Enjoy the summertime but remember not to overdo!!
Lobelia inflata, L. (N.O.: Lobeliaceae)
Common Names: Indian Tobacco, Poke Weed, Asthma Weed, Gag root, Wild Tobacco
This plant belongs to the Bell flower family (Campanulaceae). It is very common, it grows wild in most sections of the United States and is often known as Indian tobacco because of the way it tastes. It does not contain nicotine and is not related to the tobacco plant. There are more than 200 species of this plant. All of the species have the same tubular, five-lobed corolla that is irregular with a split on the upper side, the upper lip has two erect lobes and the lower one has three spreading lobes. The Lobelia flowers from July to November and the flowers are small and numerous, pale blue in this species that is the one most common in America. The leaves are ovate, veiny and hairy and positioned alternatively on the stem. The root is fibrous and there is an erect angular very hairy stem that grows from 6 inches to 3 foot tall. The fruit of the plant is a two celled oval capsule that contains numerous small brown seeds. Some species of this plant mountains of Africa and Asia can grow up to 15 foot tall. There are some dwarf Lobelia (L. erina) that are cultivated as bedding plants.
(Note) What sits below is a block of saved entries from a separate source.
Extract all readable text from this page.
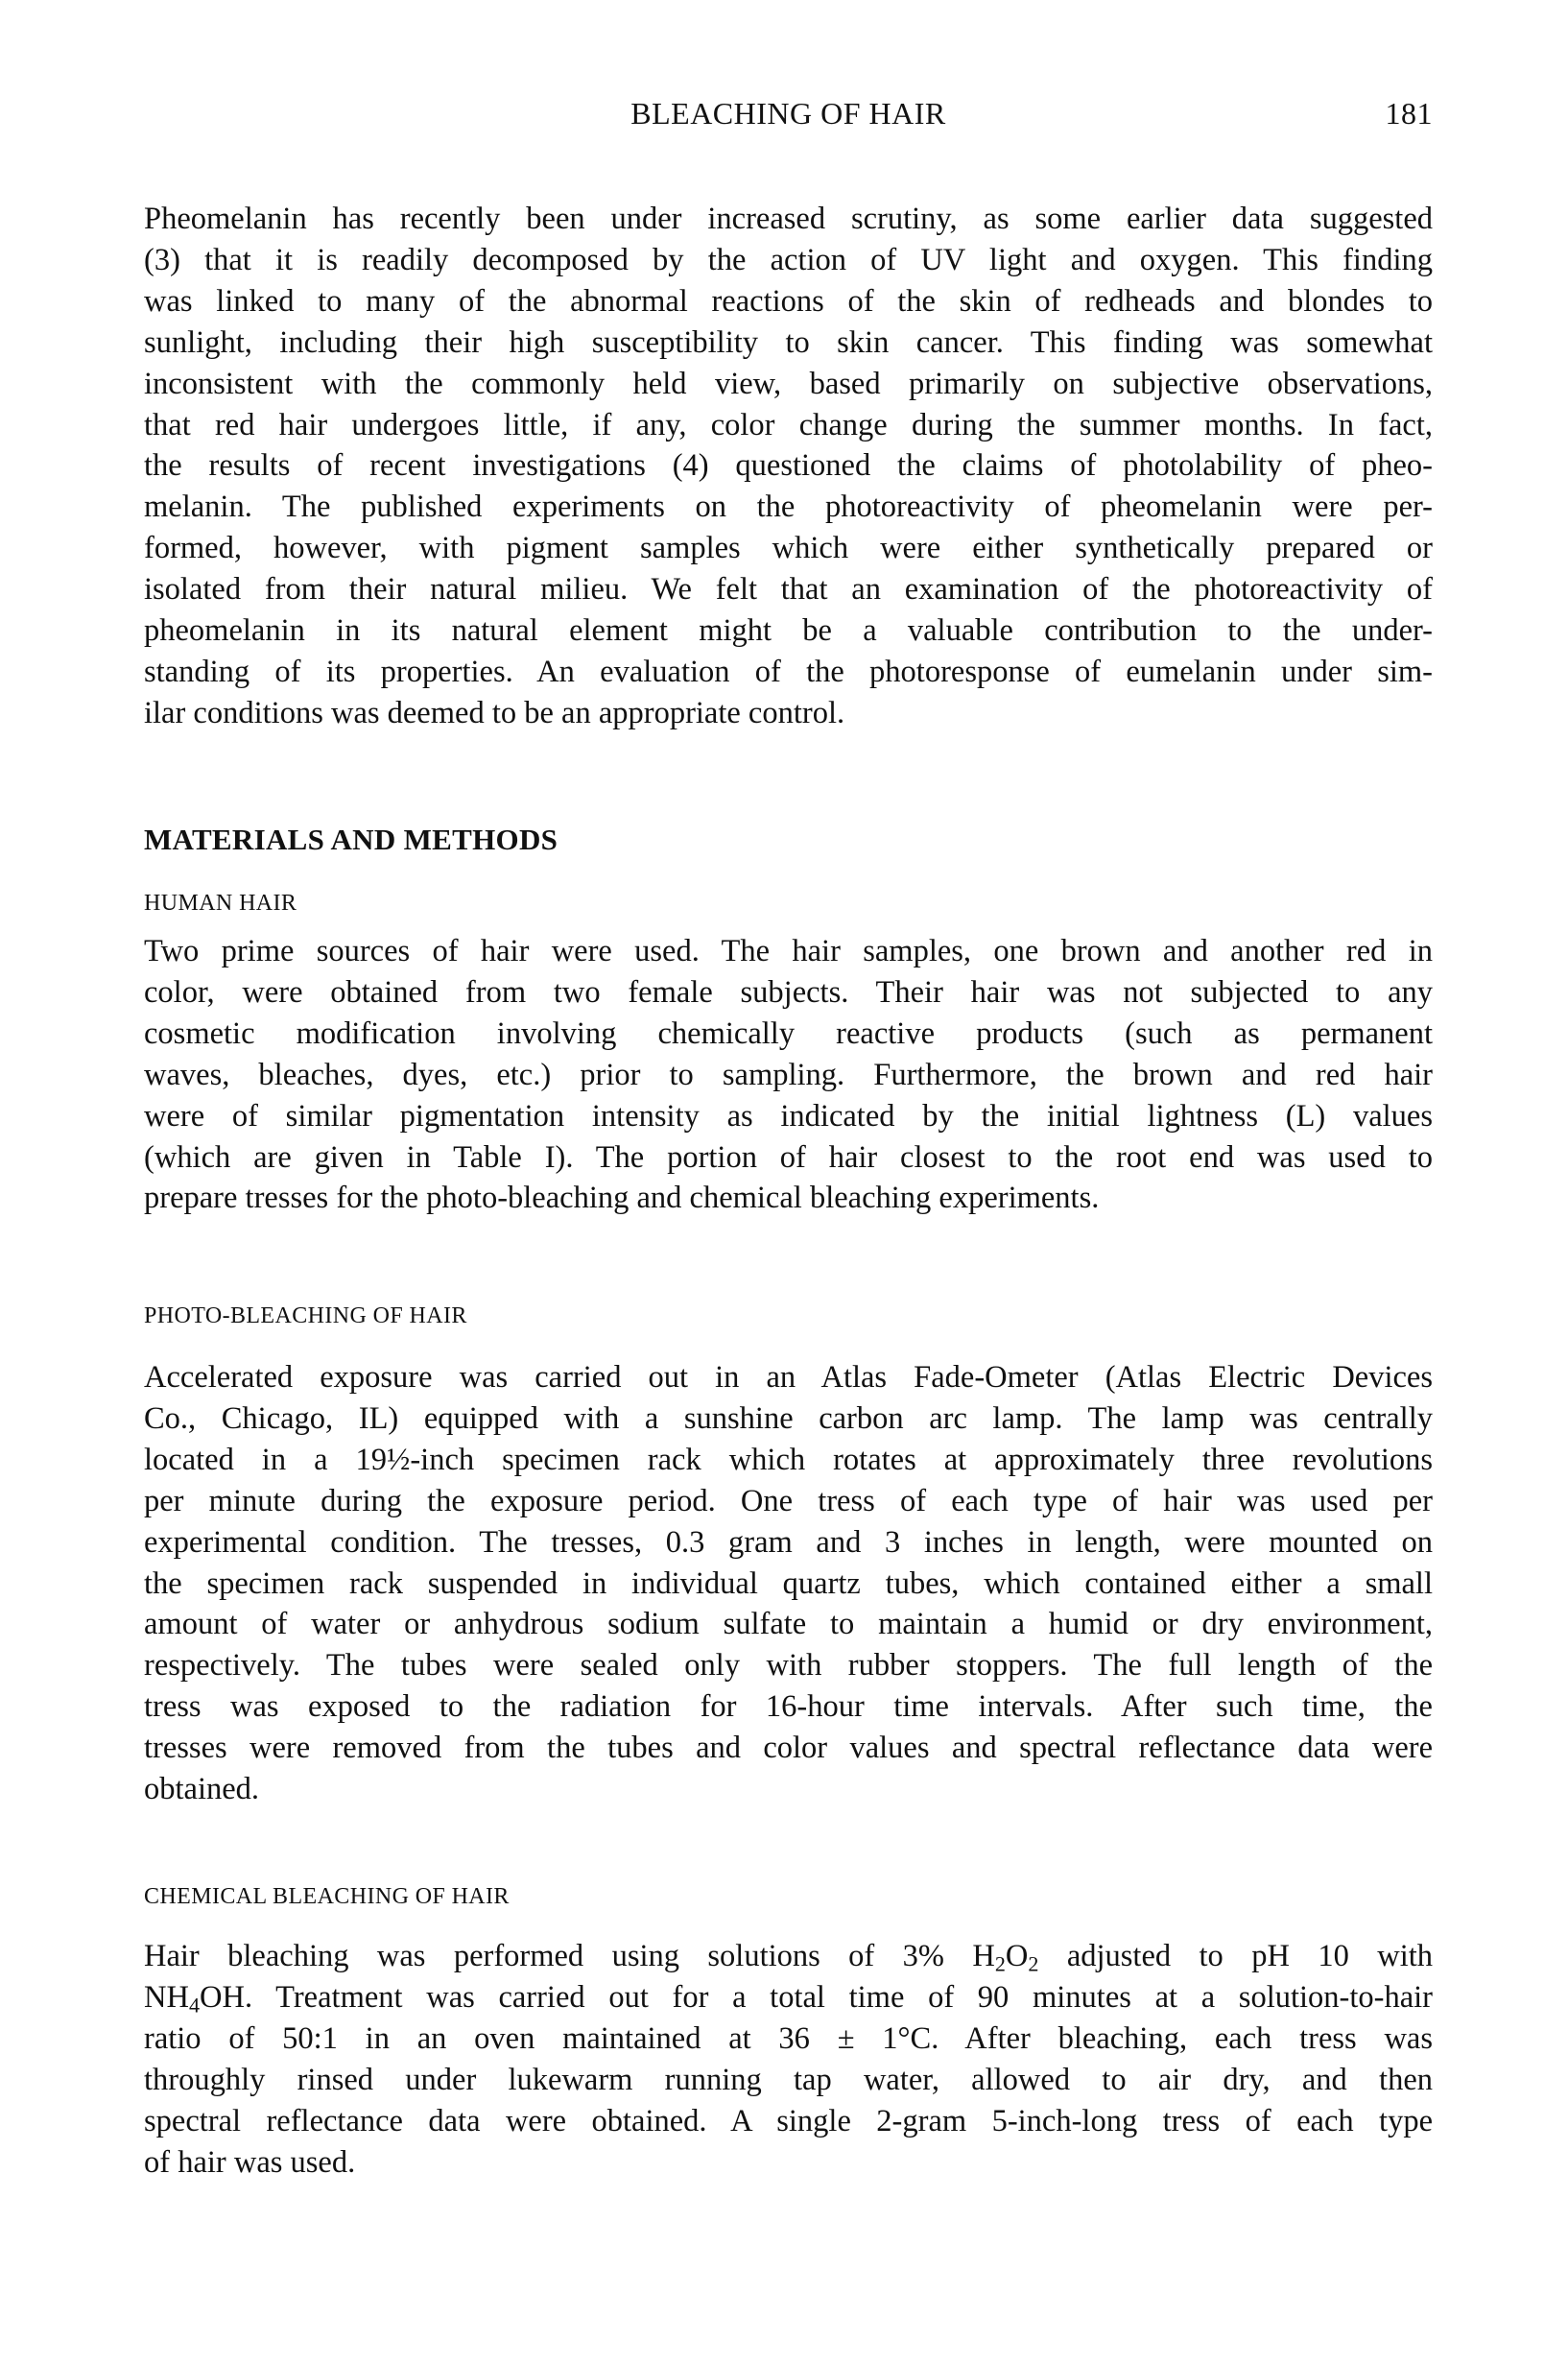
BLEACHING OF HAIR	181
Pheomelanin has recently been under increased scrutiny, as some earlier data suggested
(3) that it is readily decomposed by the action of UV light and oxygen. This finding
was linked to many of the abnormal reactions of the skin of redheads and blondes to
sunlight, including their high susceptibility to skin cancer. This finding was somewhat
inconsistent with the commonly held view, based primarily on subjective observations,
that red hair undergoes little, if any, color change during the summer months. In fact,
the results of recent investigations (4) questioned the claims of photolability of pheo-
melanin. The published experiments on the photoreactivity of pheomelanin were per-
formed, however, with pigment samples which were either synthetically prepared or
isolated from their natural milieu. We felt that an examination of the photoreactivity of
pheomelanin in its natural element might be a valuable contribution to the under-
standing of its properties. An evaluation of the photoresponse of eumelanin under sim-
ilar conditions was deemed to be an appropriate control.
MATERIALS AND METHODS
HUMAN HAIR
Two prime sources of hair were used. The hair samples, one brown and another red in
color, were obtained from two female subjects. Their hair was not subjected to any
cosmetic modification involving chemically reactive products (such as permanent
waves, bleaches, dyes, etc.) prior to sampling. Furthermore, the brown and red hair
were of similar pigmentation intensity as indicated by the initial lightness (L) values
(which are given in Table I). The portion of hair closest to the root end was used to
prepare tresses for the photo-bleaching and chemical bleaching experiments.
PHOTO-BLEACHING OF HAIR
Accelerated exposure was carried out in an Atlas Fade-Ometer (Atlas Electric Devices
Co., Chicago, IL) equipped with a sunshine carbon arc lamp. The lamp was centrally
located in a 19½-inch specimen rack which rotates at approximately three revolutions
per minute during the exposure period. One tress of each type of hair was used per
experimental condition. The tresses, 0.3 gram and 3 inches in length, were mounted on
the specimen rack suspended in individual quartz tubes, which contained either a small
amount of water or anhydrous sodium sulfate to maintain a humid or dry environment,
respectively. The tubes were sealed only with rubber stoppers. The full length of the
tress was exposed to the radiation for 16-hour time intervals. After such time, the
tresses were removed from the tubes and color values and spectral reflectance data were
obtained.
CHEMICAL BLEACHING OF HAIR
Hair bleaching was performed using solutions of 3% $H_2O_2$ adjusted to pH 10 with
$NH_4OH$. Treatment was carried out for a total time of 90 minutes at a solution-to-hair
ratio of 50:1 in an oven maintained at 36 ± 1°C. After bleaching, each tress was
throughly rinsed under lukewarm running tap water, allowed to air dry, and then
spectral reflectance data were obtained. A single 2-gram 5-inch-long tress of each type
of hair was used.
Gather the leaves and stems of the Lobelia, which are the medicinal parts, from the last of July to the middle of October. The plant should be dried in a dry, shady place and preserved in packages or covered vessels…like a sealed jar. The plant contains various alkaloids, lobeline and others. The juice is milky and poisonous to livestock. While the whole plant can be used the stem and leaves contain the most medicinal properties that combat the heat, aches and fever that come with heat exhaustion. The root of the red flowering species was used by Native Americans to expel or destroy intestinal worms. Also was used for treating syphilis.